= Olpasiran =

Investigational medical therapy

Olpasiran (development code AMG 890, formerly ARO-LPA) is an investigational small interfering RNA (siRNA) therapy developed by Arrowhead Pharmaceuticals and licensed worldwide by Amgen. As of October 2025, it is in phase 3 trials to evaluate whether it reduces cardiovascular risk by lowering lipoprotein(a) (Lp(a)). Olpasiran is under investigation to reduce major adverse cardiovascular events in patients with established atherosclerotic cardiovascular disease (ASCVD) and elevated Lp(a) concentrations, as well as for individuals at high-risk for a first cardiovascular event and elevated Lp(a) concentrations.

==Adverse effects==
In clinical trials, olpasiran was generally well tolerated. The most frequent adverse events were injection-site reactions, which were usually mild. No major safety signals emerged.

==Mechanism of action==
Olpasiran is a N-acetylgalactosamine (GalNAc)–conjugated siRNA. After uptake by hepatocytes through the asialoglycoprotein receptor, the antisense strand is incorporated into the RNA-induced silencing complex (RISC), which inhibits expression of the LPA gene. This reduces apolipoprotein(a) production and lowers circulating Lp(a).

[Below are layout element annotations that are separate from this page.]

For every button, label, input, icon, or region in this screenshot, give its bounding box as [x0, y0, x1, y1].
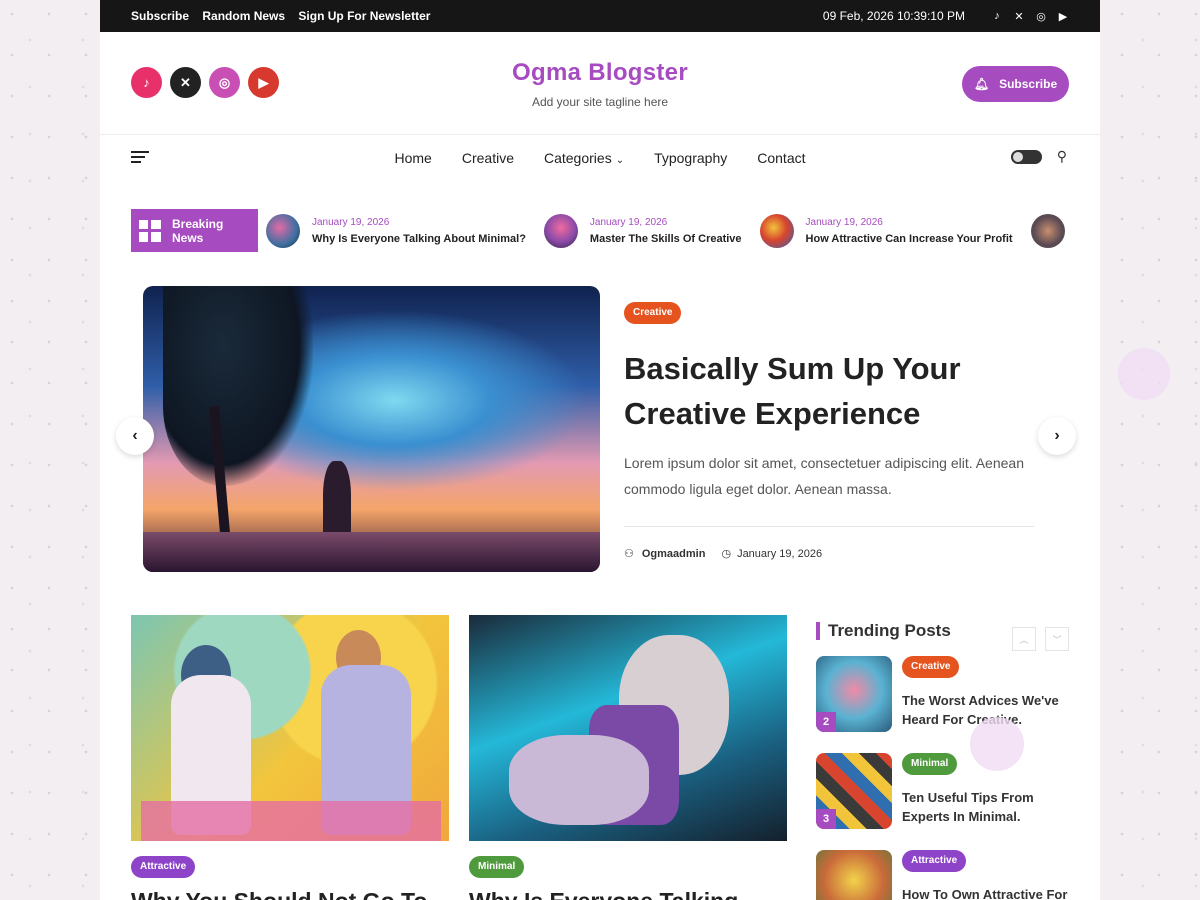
trending-category-badge[interactable]: Minimal: [902, 753, 958, 775]
top-bar: Subscribe Random News Sign Up For Newsle…: [100, 0, 1100, 32]
hero-divider: [624, 526, 1034, 527]
chevron-down-icon[interactable]: ﹀: [1045, 627, 1069, 651]
trending-rank: 3: [816, 809, 836, 829]
nav-item-creative[interactable]: Creative: [462, 150, 514, 166]
breaking-thumb: [266, 213, 300, 248]
bell-icon: 🔔︎: [973, 77, 990, 91]
hero-author[interactable]: Ogmaadmin: [642, 548, 706, 560]
chevron-down-icon: ⌄: [615, 154, 625, 166]
card-image[interactable]: [469, 615, 787, 841]
breaking-date: January 19, 2026: [805, 216, 883, 228]
nav-item-home[interactable]: Home: [394, 150, 431, 166]
top-link-random-news[interactable]: Random News: [202, 9, 285, 23]
hero-excerpt: Lorem ipsum dolor sit amet, consectetuer…: [624, 455, 1024, 497]
hero-meta: ⚇ Ogmaadmin ◷ January 19, 2026: [624, 547, 1034, 561]
breaking-thumb: [543, 213, 578, 248]
instagram-icon[interactable]: ◎: [1035, 10, 1047, 23]
tiktok-icon[interactable]: ♪: [991, 10, 1003, 22]
nav-item-categories[interactable]: Categories ⌄: [544, 150, 624, 166]
breaking-item[interactable]: January 19, 2026 How Attractive Can Incr…: [759, 213, 1013, 248]
dark-mode-toggle[interactable]: [1011, 150, 1042, 164]
menu-icon[interactable]: [131, 151, 149, 166]
trending-category-badge[interactable]: Attractive: [902, 850, 967, 872]
decorative-blob: [970, 717, 1024, 771]
trending-heading: Trending Posts: [816, 622, 951, 640]
hero-image[interactable]: [143, 286, 600, 572]
top-links: Subscribe Random News Sign Up For Newsle…: [131, 9, 440, 23]
trending-item[interactable]: Attractive How To Own Attractive For: [816, 850, 1076, 900]
top-link-subscribe[interactable]: Subscribe: [131, 9, 189, 23]
trending-item[interactable]: 2 Creative The Worst Advices We've Heard…: [816, 656, 1076, 734]
youtube-icon[interactable]: ▶: [1057, 10, 1069, 23]
card-title[interactable]: Why You Should Not Go To: [131, 888, 427, 900]
nav-item-label: Categories: [543, 149, 612, 166]
subscribe-button[interactable]: 🔔︎ Subscribe: [962, 66, 1069, 102]
hero-category-badge[interactable]: Creative: [624, 302, 682, 324]
breaking-label-text: Breaking News: [171, 216, 224, 245]
site-title[interactable]: Ogma Blogster: [100, 59, 1100, 87]
breaking-date: January 19, 2026: [312, 216, 390, 228]
breaking-item[interactable]: January 19, 2026 Master The Skills Of Cr…: [543, 213, 742, 248]
clock-icon: ◷: [721, 548, 732, 560]
brand: Ogma Blogster Add your site tagline here: [100, 59, 1100, 109]
nav-item-typography[interactable]: Typography: [654, 150, 727, 166]
trending-thumb[interactable]: 2: [816, 656, 892, 732]
grid-icon: [139, 219, 161, 242]
x-icon[interactable]: ✕: [1013, 10, 1025, 23]
slider-next-arrow-icon[interactable]: ›: [1038, 417, 1076, 455]
hero-date: January 19, 2026: [737, 547, 823, 560]
breaking-news-label: Breaking News: [131, 209, 258, 252]
trending-title[interactable]: Ten Useful Tips From Experts In Minimal.: [902, 788, 1072, 826]
nav-item-contact[interactable]: Contact: [757, 150, 805, 166]
search-icon[interactable]: ⚲: [1057, 148, 1067, 165]
card-title[interactable]: Why Is Everyone Talking: [469, 888, 738, 900]
site-header: ♪ ✕ ◎ ▶ Ogma Blogster Add your site tagl…: [100, 32, 1100, 135]
top-right: 09 Feb, 2026 10:39:10 PM ♪ ✕ ◎ ▶: [823, 9, 1069, 23]
subscribe-label: Subscribe: [999, 77, 1058, 91]
card-category-badge[interactable]: Attractive: [131, 856, 196, 878]
trending-rank: 2: [816, 712, 836, 732]
decorative-blob: [1118, 348, 1170, 400]
card-category-badge[interactable]: Minimal: [469, 856, 525, 878]
trending-thumb[interactable]: 3: [816, 753, 892, 829]
breaking-title[interactable]: How Attractive Can Increase Your Profit: [806, 233, 1013, 245]
breaking-title[interactable]: Why Is Everyone Talking About Minimal?: [312, 233, 526, 245]
page: Subscribe Random News Sign Up For Newsle…: [100, 0, 1100, 900]
breaking-item[interactable]: Ja Th: [1030, 213, 1069, 248]
breaking-item[interactable]: January 19, 2026 Why Is Everyone Talking…: [266, 213, 526, 248]
trending-category-badge[interactable]: Creative: [902, 656, 960, 678]
breaking-thumb: [1030, 213, 1065, 248]
top-link-newsletter[interactable]: Sign Up For Newsletter: [298, 9, 430, 23]
breaking-title[interactable]: Master The Skills Of Creative: [590, 233, 742, 245]
trending-title[interactable]: How To Own Attractive For: [902, 885, 1072, 900]
slider-prev-arrow-icon[interactable]: ‹: [116, 417, 154, 455]
hero-content: Creative Basically Sum Up Your Creative …: [624, 302, 1034, 560]
breaking-news-bar: Breaking News January 19, 2026 Why Is Ev…: [131, 209, 1069, 252]
site-tagline: Add your site tagline here: [531, 95, 669, 109]
breaking-thumb: [759, 213, 794, 248]
user-icon: ⚇: [624, 548, 634, 560]
breaking-date: January 19, 2026: [589, 216, 668, 228]
nav-menu: Home Creative Categories ⌄ Typography Con…: [379, 150, 820, 166]
date-time: 09 Feb, 2026 10:39:10 PM: [822, 9, 965, 23]
hero-title[interactable]: Basically Sum Up Your Creative Experienc…: [624, 346, 1034, 436]
trending-thumb[interactable]: [816, 850, 892, 900]
chevron-up-icon[interactable]: ︿: [1012, 627, 1036, 651]
card-image[interactable]: [131, 615, 449, 841]
main-nav: Home Creative Categories ⌄ Typography Con…: [100, 135, 1100, 180]
trending-item[interactable]: 3 Minimal Ten Useful Tips From Experts I…: [816, 753, 1076, 831]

Olpasiran is a double-stranded siRNA chemically modified for stability and conjugated with GalNAc to enable hepatocyte targeting.

==History==
Olpasiran was originally developed by Arrowhead Pharmaceuticals (as ARO-LPA) and licensed to Amgen in 2016. In 2022, Arrowhead sold a portion of its royalty rights to Royalty Pharma.

==Research==
In a phase 1 trial, one dose of olpasiran led to lower Lp(a) levels sustained for up to 6 months. The phase 2 OCEAN(a)-DOSE trial demonstrated dose-dependent, sustained Lp(a) lowering with acceptable tolerability. In OCEAN(a)-DOSE, olpasiran reduced Lp(a) levels by more than 95% at some doses as compared to placebo, with durable suppression persisting for up to 48 weeks after treatment discontinuation.
A large phase 3 cardiovascular outcomes trial began in 2022 to determine whether Lp(a) reduction with olpasiran decreases events in patients with established ASCVD and a history of cardiovascular events.